Safety violations rampant in western coal mines
 
BY ALYSON KENNEDY  
PRICE, Utah—The killing of 12 men after the January 2 Sago Mine explosion in West Virginia has sparked increased attention to safety in other coal-producing regions. The Salt Lake Tribune ran a front-page article January 15 headlined “Violations Run Deep in Utah’s Coal Mines.” Using federal mining data, the article points out that four Utah mines have violated federal regulations more often than the one at Sago, “and two of those mines have dozens more ‘significant and substantial’ violations.”

Miners in Utah produced 21 million tons of coal in 2005, ranking the state 15th in the country. Since 1993, 16 miners have died on the job in Utah, the sixth-highest figure among the 50 states.

The last two years Utah mines were cited for 2,600 violations, 936 of which were “significant and substantial,” and the coal bosses were fined $300,000—a bit more than $100 per violation. “It’s almost a joke,” Mike Dalpiaz, international vice president of the United Mine Workers of America (UMWA) who works out of the union’s District 22 office here, told the Tribune. “Our coal is at such a primo throughout the country that [operators say], ‘If I can mine this stuff, violate the law and still make a huge profit, why not just do it?’ We are a dynamite keg waiting to blow up.”

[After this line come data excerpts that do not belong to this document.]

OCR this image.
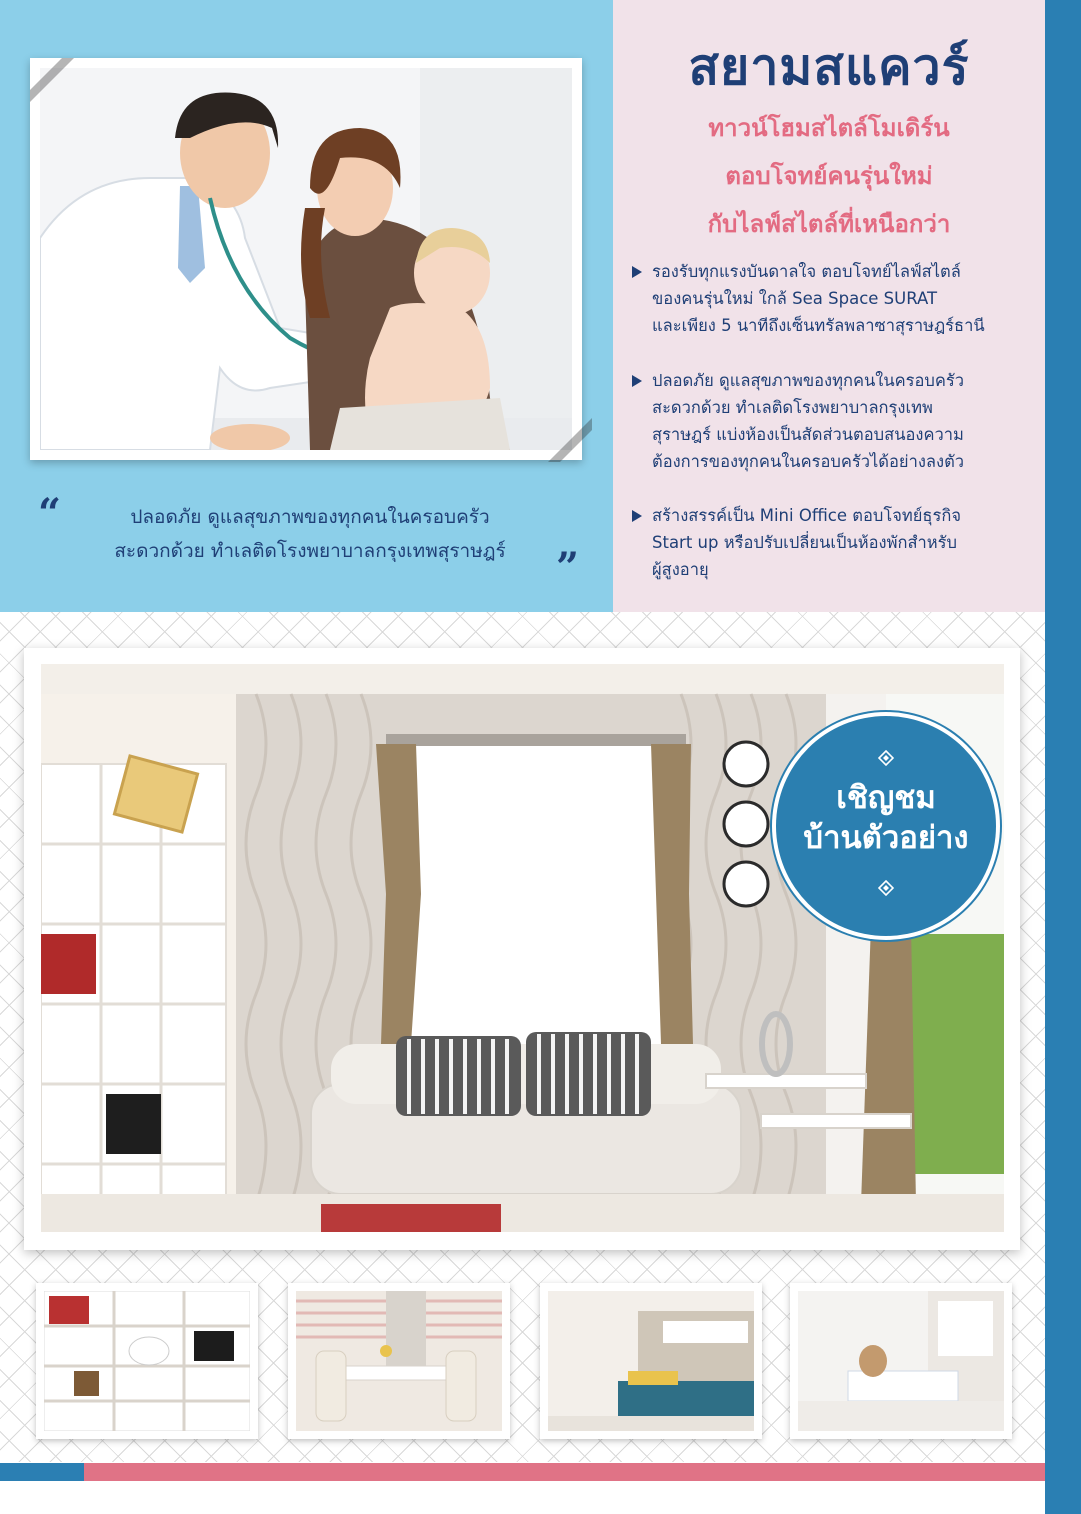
“	ปลอดภัย ดูแลสุขภาพของทุกคนในครอบครัว
สะดวกด้วย ทำเลติดโรงพยาบาลกรุงเทพสุราษฎร์	”
สยามสแควร์
ทาวน์โฮมสไตล์โมเดิร์น
ตอบโจทย์คนรุ่นใหม่
กับไลฟ์สไตล์ที่เหนือกว่า
รองรับทุกแรงบันดาลใจ ตอบโจทย์ไลฟ์สไตล์
ของคนรุ่นใหม่ ใกล้ Sea Space SURAT
และเพียง 5 นาทีถึงเซ็นทรัลพลาซาสุราษฎร์ธานี
ปลอดภัย ดูแลสุขภาพของทุกคนในครอบครัว
สะดวกด้วย ทำเลติดโรงพยาบาลกรุงเทพ
สุราษฎร์ แบ่งห้องเป็นสัดส่วนตอบสนองความ
ต้องการของทุกคนในครอบครัวได้อย่างลงตัว
สร้างสรรค์เป็น Mini Office ตอบโจทย์ธุรกิจ
Start up หรือปรับเปลี่ยนเป็นห้องพักสำหรับ
ผู้สูงอายุ
เชิญชม
บ้านตัวอย่าง
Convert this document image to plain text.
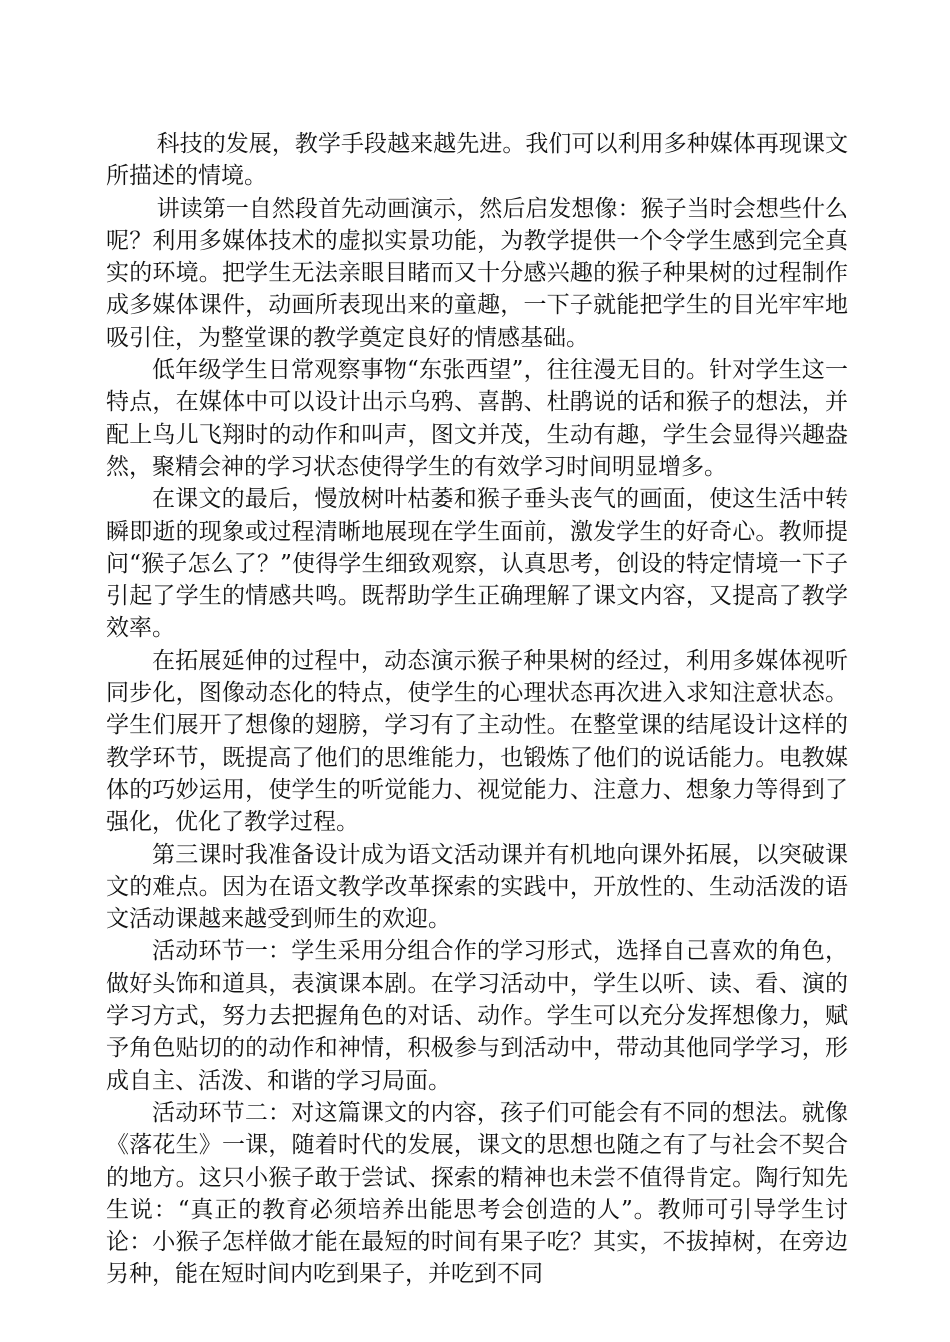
科技的发展，教学手段越来越先进。我们可以利用多种媒体再现课文所描述的情境。

讲读第一自然段首先动画演示，然后启发想像：猴子当时会想些什么呢？利用多媒体技术的虚拟实景功能，为教学提供一个令学生感到完全真实的环境。把学生无法亲眼目睹而又十分感兴趣的猴子种果树的过程制作成多媒体课件，动画所表现出来的童趣，一下子就能把学生的目光牢牢地吸引住，为整堂课的教学奠定良好的情感基础。

低年级学生日常观察事物“东张西望”，往往漫无目的。针对学生这一特点，在媒体中可以设计出示乌鸦、喜鹊、杜鹃说的话和猴子的想法，并配上鸟儿飞翔时的动作和叫声，图文并茂，生动有趣，学生会显得兴趣盎然，聚精会神的学习状态使得学生的有效学习时间明显增多。

在课文的最后，慢放树叶枯萎和猴子垂头丧气的画面，使这生活中转瞬即逝的现象或过程清晰地展现在学生面前，激发学生的好奇心。教师提问“猴子怎么了？”使得学生细致观察，认真思考，创设的特定情境一下子引起了学生的情感共鸣。既帮助学生正确理解了课文内容，又提高了教学效率。

在拓展延伸的过程中，动态演示猴子种果树的经过，利用多媒体视听同步化，图像动态化的特点，使学生的心理状态再次进入求知注意状态。学生们展开了想像的翅膀，学习有了主动性。在整堂课的结尾设计这样的教学环节，既提高了他们的思维能力，也锻炼了他们的说话能力。电教媒体的巧妙运用，使学生的听觉能力、视觉能力、注意力、想象力等得到了强化，优化了教学过程。

第三课时我准备设计成为语文活动课并有机地向课外拓展，以突破课文的难点。因为在语文教学改革探索的实践中，开放性的、生动活泼的语文活动课越来越受到师生的欢迎。

活动环节一：学生采用分组合作的学习形式，选择自己喜欢的角色，做好头饰和道具，表演课本剧。在学习活动中，学生以听、读、看、演的学习方式，努力去把握角色的对话、动作。学生可以充分发挥想像力，赋予角色贴切的的动作和神情，积极参与到活动中，带动其他同学学习，形成自主、活泼、和谐的学习局面。

活动环节二：对这篇课文的内容，孩子们可能会有不同的想法。就像《落花生》一课，随着时代的发展，课文的思想也随之有了与社会不契合的地方。这只小猴子敢于尝试、探索的精神也未尝不值得肯定。陶行知先生说：“真正的教育必须培养出能思考会创造的人”。教师可引导学生讨论：小猴子怎样做才能在最短的时间有果子吃？其实，不拔掉树，在旁边另种，能在短时间内吃到果子，并吃到不同
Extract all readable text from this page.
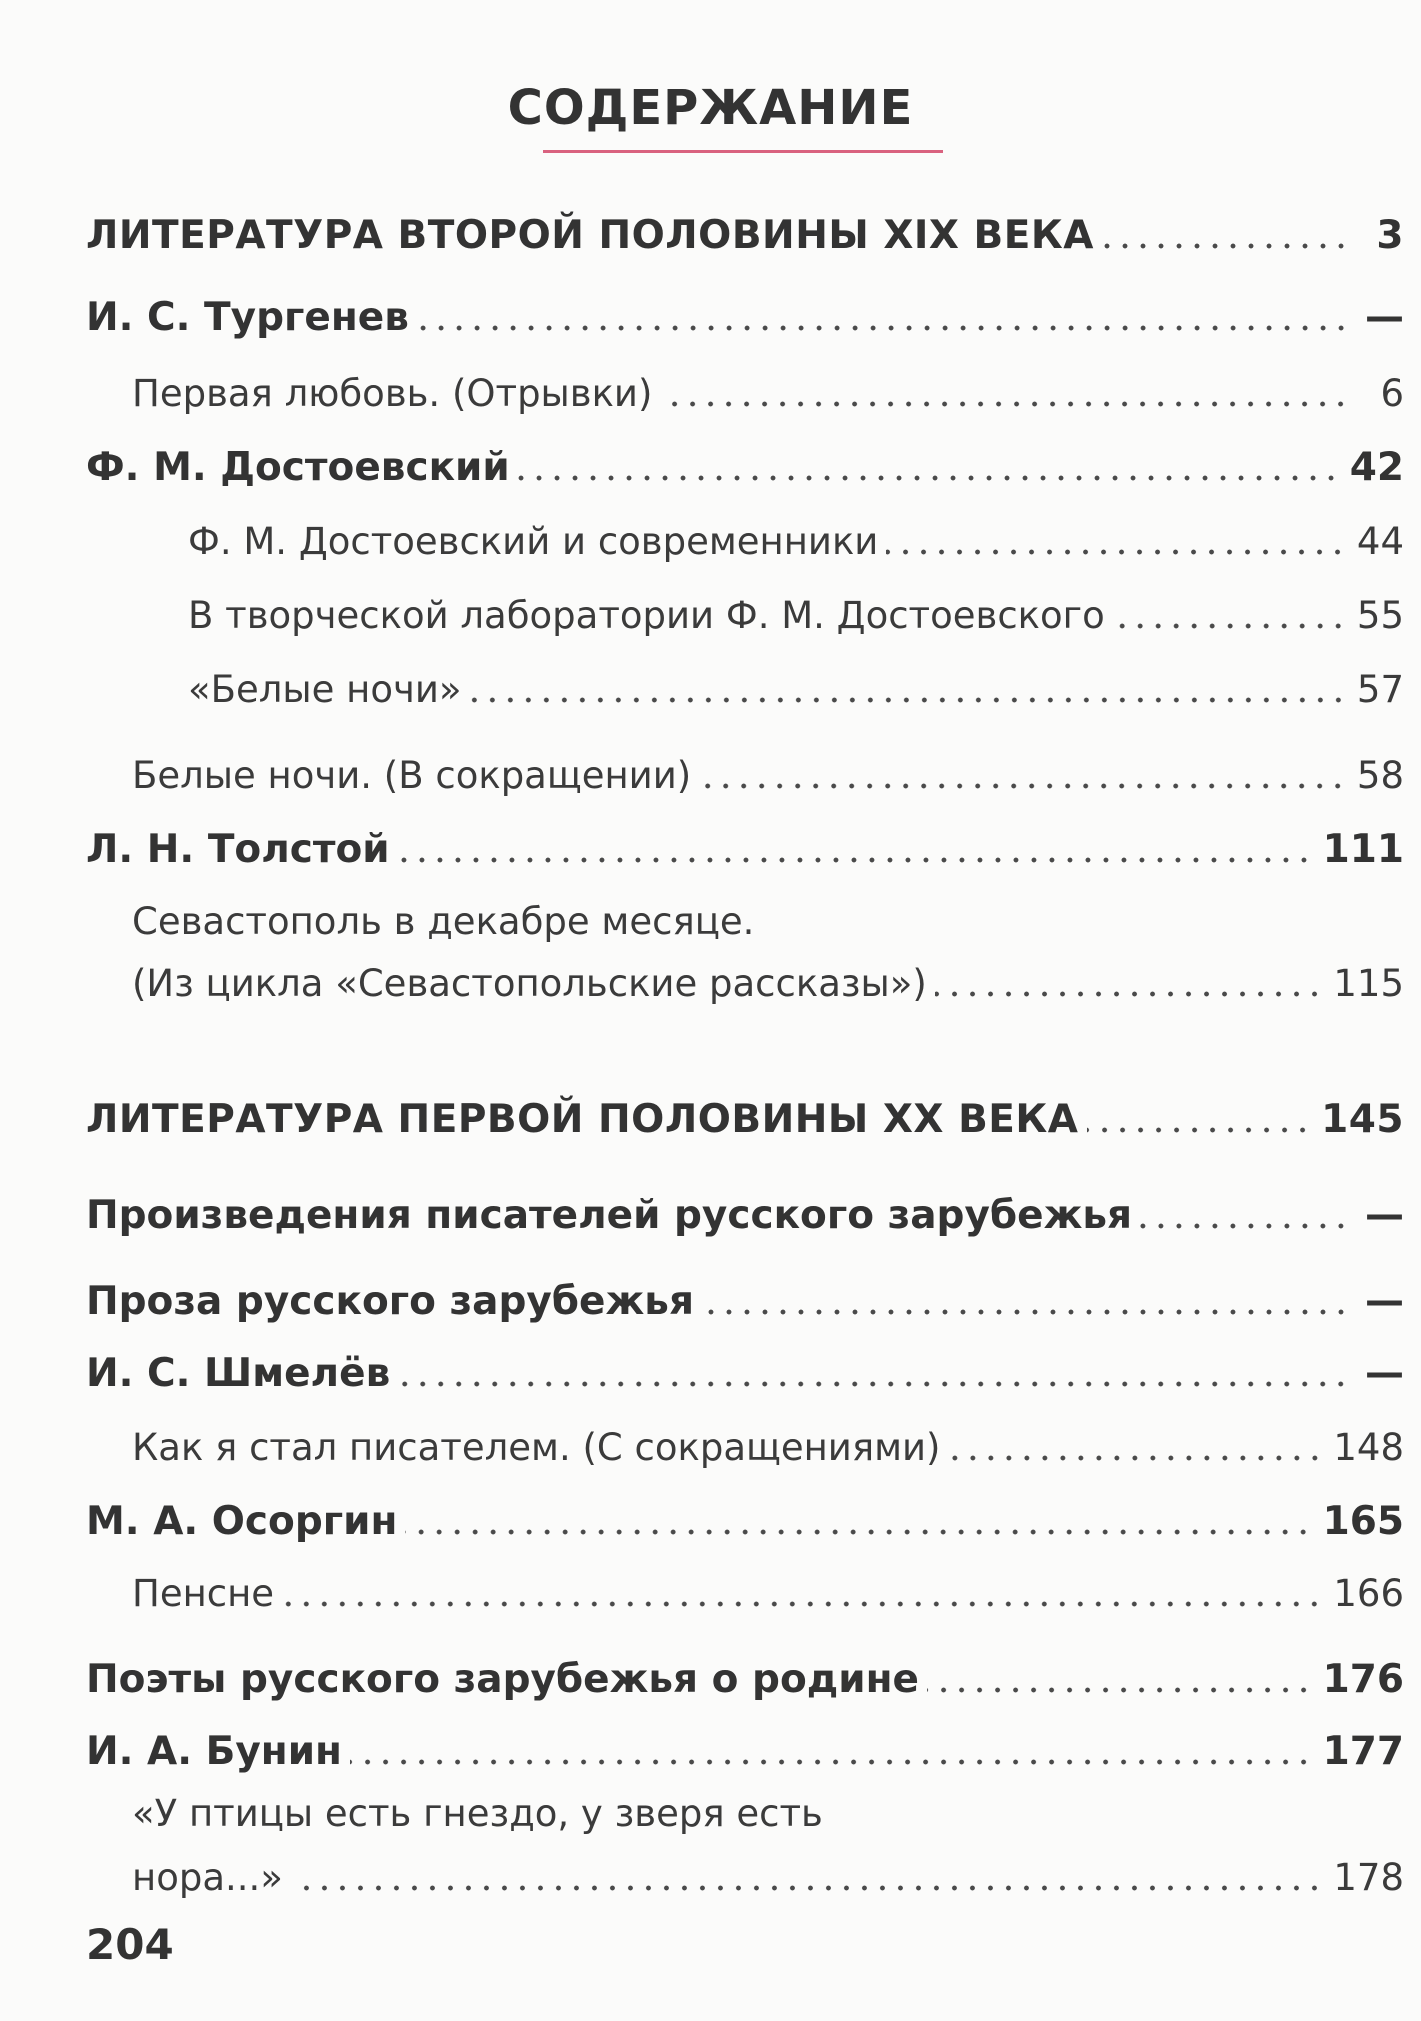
СОДЕРЖАНИЕ
ЛИТЕРАТУРА ВТОРОЙ ПОЛОВИНЫ XIX ВЕКА	3
И. С. Тургенев	—
Первая любовь. (Отрывки)	6
Ф. М. Достоевский	42
Ф. М. Достоевский и современники	44
В творческой лаборатории Ф. М. Достоевского	55
«Белые ночи»	57
Белые ночи. (В сокращении)	58
Л. Н. Толстой	111
Севастополь в декабре месяце.
(Из цикла «Севастопольские рассказы»)	115
ЛИТЕРАТУРА ПЕРВОЙ ПОЛОВИНЫ XX ВЕКА	145
Произведения писателей русского зарубежья	—
Проза русского зарубежья	—
И. С. Шмелёв	—
Как я стал писателем. (С сокращениями)	148
М. А. Осоргин	165
Пенсне	166
Поэты русского зарубежья о родине	176
И. А. Бунин	177
«У птицы есть гнездо, у зверя есть
нора...»	178
204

A chart the Tribune published with the article detailed the violations mine by mine. It shows that Dugout Canyon, owned by St. Louis-based Arch Coal, the second-largest coal producer in the country, was cited by the Mine Safety and Health Administration (MSHA) for 356 violations in 2004-05, 155 of which were classified “significant and substantial.” The Sago Mine was cited 276 times in total, 120 of which were significant.

The Arch Coal bosses own two other Utah mines, SUFCO and Skyline. They were fined less than $100,000 for 703 safety violations at their three mines over the two-year period. This hardly makes a dent in the $113 million in profits the company made off nearly $2 billion in revenue for 2004 alone.  
 
Safe Colorado mines?
“Are Colo. mines safe or lucky?” asks the headline of a January 9 Denver Post article. While stating that “Colorado’s mines have been safer than the national average for several years when measured in terms of injuries,” the article notes: “Three Colorado mines each received more citations in 2004 and 2005 than the Sago Mine.”

“There has been a reversal of safety,” Carol Miller, a member of UMWA Local 1984 in Rangley, Colorado, told the Militant January 24. “In Colorado, during the Thanksgiving holiday, the McClane mine near Grand Junction blew apart and the papers didn’t write anything about this. Right now, the West Elk mine near Paonia is on fire.”

MSHA cited West Elk, also owned by Arch, for 629 violations. Production at the mine has been shut down since November 2005 because of a fire that continues to burn.

“We have a union where I work,” Miller continued. “The fire bosses are members of the UMWA. When we have a safety issue, it’s written in fire-boss books and the union and the company have to sign off after the problem is taken care of.”

“Certainly accidents happen in mines organized by the UMWA, but safety is a different matter in union mines,” Phil Smith, the UMWA’s communications director, told the Militant. “Miners in union mines have safety committees. When there is a violation, a union safety committee can work to do something about it, without the individual worker getting victimized. In a nonunion mine, if a miner says something about a safety violation, the boss says: ‘If you don’t like the situation, we’ll find someone who does.’”  
 
MSHA ‘drug abuse’ diversion
Government agencies compound the problem. Rather than rigorously enforcing safety standards broken by the bosses, MSHA began a series of hearings in October 2005 that target “drug and alcohol abuse by miners” as the source of safety problems. A Kentucky state senator recently announced plans for a bill requiring mandatory drug-testing of miners in that state.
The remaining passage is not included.